Legacy Evaluator Containers#

Run any existing NeMo Evaluator harness container (simple-evals, lm-evaluation-harness, nemo-skills, mtbench, etc.) through NEL’s unified interface.

How It Works#

        flowchart TB
    NEL["run_container_eval()"] --> CONFIG["Build config_ef.yaml"]
    CONFIG --> DOCKER["docker run<br/>eval-factory container"]
    DOCKER --> HARNESS["Harness runs<br/>(simple-evals, lm-eval, etc.)"]
    HARNESS --> OUTPUT["results.yml<br/>eval_factory_metrics.json"]
    OUTPUT --> PARSE["Parse & convert<br/>to NEL bundle"]

    subgraph "Container"
        HARNESS
        ADAPTER["AdapterServer<br/>(model proxy)"]
        HARNESS -->|model calls| ADAPTER
        ADAPTER -->|forward| MODEL["Model API"]
    end

    style NEL fill:#e1f5fe
    style HARNESS fill:#fff3e0

The container adapter does not decompose the harness. The harness owns the model call, which means you get aggregate scores and response stats from the adapter interceptors, but not per-request trajectories.
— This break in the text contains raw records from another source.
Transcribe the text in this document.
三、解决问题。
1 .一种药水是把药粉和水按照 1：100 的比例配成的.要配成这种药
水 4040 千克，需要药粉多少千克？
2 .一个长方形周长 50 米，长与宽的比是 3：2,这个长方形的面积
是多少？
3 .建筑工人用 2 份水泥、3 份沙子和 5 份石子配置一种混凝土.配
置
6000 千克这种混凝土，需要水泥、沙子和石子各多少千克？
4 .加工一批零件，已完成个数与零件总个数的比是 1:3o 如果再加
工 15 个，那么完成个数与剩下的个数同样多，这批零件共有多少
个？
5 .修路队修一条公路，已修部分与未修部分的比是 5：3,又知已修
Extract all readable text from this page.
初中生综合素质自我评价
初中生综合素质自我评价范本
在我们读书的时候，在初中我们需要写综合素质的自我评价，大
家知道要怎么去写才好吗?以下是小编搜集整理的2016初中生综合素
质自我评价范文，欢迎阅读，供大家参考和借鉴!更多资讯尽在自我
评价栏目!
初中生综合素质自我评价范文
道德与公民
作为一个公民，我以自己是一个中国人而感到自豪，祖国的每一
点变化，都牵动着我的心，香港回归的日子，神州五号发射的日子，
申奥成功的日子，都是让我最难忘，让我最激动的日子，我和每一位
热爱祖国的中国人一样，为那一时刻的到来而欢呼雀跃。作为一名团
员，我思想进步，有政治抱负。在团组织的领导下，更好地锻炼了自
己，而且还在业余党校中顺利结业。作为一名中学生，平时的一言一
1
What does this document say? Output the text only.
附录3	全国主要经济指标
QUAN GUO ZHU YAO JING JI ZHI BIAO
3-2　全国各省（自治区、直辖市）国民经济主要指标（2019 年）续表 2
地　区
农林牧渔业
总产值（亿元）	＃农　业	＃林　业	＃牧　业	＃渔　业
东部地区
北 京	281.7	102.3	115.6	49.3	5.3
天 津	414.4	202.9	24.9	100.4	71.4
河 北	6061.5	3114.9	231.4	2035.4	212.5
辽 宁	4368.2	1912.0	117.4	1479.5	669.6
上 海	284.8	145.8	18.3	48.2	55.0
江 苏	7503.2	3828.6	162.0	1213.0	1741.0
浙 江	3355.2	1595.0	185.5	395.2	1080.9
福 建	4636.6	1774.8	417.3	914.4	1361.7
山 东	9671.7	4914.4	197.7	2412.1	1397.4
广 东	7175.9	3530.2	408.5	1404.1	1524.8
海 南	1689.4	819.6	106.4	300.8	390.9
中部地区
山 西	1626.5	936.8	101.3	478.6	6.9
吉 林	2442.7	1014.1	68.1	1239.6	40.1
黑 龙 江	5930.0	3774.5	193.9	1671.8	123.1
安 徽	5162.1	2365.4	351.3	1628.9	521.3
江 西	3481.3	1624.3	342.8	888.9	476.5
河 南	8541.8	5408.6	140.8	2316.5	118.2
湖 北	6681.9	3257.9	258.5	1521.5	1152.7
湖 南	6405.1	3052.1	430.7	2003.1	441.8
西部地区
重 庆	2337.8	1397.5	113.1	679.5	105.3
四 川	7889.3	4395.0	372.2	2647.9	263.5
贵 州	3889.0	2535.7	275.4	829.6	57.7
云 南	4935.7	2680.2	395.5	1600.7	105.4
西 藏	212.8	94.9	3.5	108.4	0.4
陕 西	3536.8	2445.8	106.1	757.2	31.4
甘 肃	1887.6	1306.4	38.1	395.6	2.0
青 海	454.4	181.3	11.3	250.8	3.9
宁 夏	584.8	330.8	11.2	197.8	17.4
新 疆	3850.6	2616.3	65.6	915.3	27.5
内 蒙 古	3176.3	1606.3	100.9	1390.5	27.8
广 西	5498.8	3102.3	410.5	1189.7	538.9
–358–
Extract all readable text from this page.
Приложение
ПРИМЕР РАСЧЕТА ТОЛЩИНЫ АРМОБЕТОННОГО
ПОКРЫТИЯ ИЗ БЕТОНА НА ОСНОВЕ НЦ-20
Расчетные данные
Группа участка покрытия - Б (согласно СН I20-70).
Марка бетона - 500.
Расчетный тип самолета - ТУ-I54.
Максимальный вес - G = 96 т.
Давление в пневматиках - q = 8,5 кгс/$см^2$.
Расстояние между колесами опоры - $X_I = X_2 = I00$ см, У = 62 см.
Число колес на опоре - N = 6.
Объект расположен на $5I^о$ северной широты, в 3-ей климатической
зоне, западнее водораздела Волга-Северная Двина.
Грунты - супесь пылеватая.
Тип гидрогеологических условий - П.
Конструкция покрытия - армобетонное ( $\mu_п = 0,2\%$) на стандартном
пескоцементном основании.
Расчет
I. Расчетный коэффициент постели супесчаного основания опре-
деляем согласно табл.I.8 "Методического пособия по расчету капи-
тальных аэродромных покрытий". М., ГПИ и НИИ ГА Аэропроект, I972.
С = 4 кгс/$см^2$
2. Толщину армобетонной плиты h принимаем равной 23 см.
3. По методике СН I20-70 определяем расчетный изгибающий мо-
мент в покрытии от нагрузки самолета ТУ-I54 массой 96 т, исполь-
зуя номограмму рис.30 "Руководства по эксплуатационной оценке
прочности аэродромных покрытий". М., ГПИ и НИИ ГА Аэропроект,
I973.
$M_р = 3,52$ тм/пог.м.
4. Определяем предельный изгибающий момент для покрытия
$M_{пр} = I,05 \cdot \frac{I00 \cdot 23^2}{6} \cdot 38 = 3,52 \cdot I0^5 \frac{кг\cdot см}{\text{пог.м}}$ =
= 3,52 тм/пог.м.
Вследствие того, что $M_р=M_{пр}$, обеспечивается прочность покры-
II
For full observability, use the NeMo Skills Integration (native mode) instead.

Available Harnesses#

nel list --source lm-eval

Harness	Container	Example tasks
`simple_evals`	`nvcr.io/.../simple-evals:26.01`	AIME_2025, GPQA_diamond, MMLU
`lm-evaluation-harness`	`nvcr.io/.../lm-evaluation-harness:26.01`	ifeval, arc, hellaswag
`nemo_skills`	`nvcr.io/.../nemo-skills:26.01`	gsm8k, math, aime24
`mtbench`	`nvcr.io/.../mtbench:26.01`	mt_bench
`bfcl`	`nvcr.io/.../bfcl:26.01`	bfcl_v3, bfcl_v4
`hle`	`nvcr.io/.../hle:26.01`	hle
`livecodebench`	`nvcr.io/.../livecodebench:26.01`	livecodebench
`scicode`	`nvcr.io/.../scicode:26.01`	scicode
`vlmevalkit`	`nvcr.io/.../vlmevalkit:26.01`	VLM benchmarks
`safety_eval`	`nvcr.io/.../safety-harness:26.01`	Safety evals
`helm`	`nvcr.io/.../helm:26.01`	HELM benchmarks

Plus 10+ more (see nel list --source lm-eval).

Python API#

from nemo_evaluator.environments.container import ContainerEnvironment
from nemo_evaluator.engine.eval_loop import run_evaluation
from nemo_evaluator.solvers import ChatSolver
from nemo_evaluator.engine.model_client import ModelClient

env = ContainerEnvironment(
    image="nvcr.io/.../simple-evals:26.01",
    task="GPQA_diamond",
)

client = ModelClient(
    base_url="https://integrate.api.nvidia.com/v1",
    model="azure/openai/gpt-5.2",
)
solver = ChatSolver(client)
bundle = await run_evaluation(env, solver)

Output Format#

The container adapter parses results.yml and eval_factory_metrics.json from the container output:

{
  "source": "container",
  "image": "nvcr.io/.../simple-evals:26.01",
  "task": "simple_evals.AIME_2025",
  "scores": {
    "AIME_2025/score/micro": {"value": 0.4, "stats": {"stddev": 0.49, "stderr": 0.16}}
  },
  "runtime": {
    "elapsed_seconds": 120.5,
    "inference_time_seconds": 98.2,
    "scoring_time_seconds": 22.3
  },
  "response_stats": {
    "avg_latency_ms": 1250.0,
    "avg_prompt_tokens": 320,
    "avg_completion_tokens": 450,
    "count": 50,
    "successful_count": 48
  }
}

Observability Trade-offs#

Feature	Container mode	Native mode (Skills/BYOB)
Aggregate scores	Yes	Yes
Response stats (avg latency, tokens)	Yes (from interceptors)	Yes
Per-request trajectories	No	Yes
Failure categorization	No	Yes
n_repeats with pass@k	No (harness controls)	Yes
Bootstrap CI	No	Yes
Scoring details per sample	No	Yes

For full observability, see NeMo Skills Integration which wraps Skills benchmarks natively.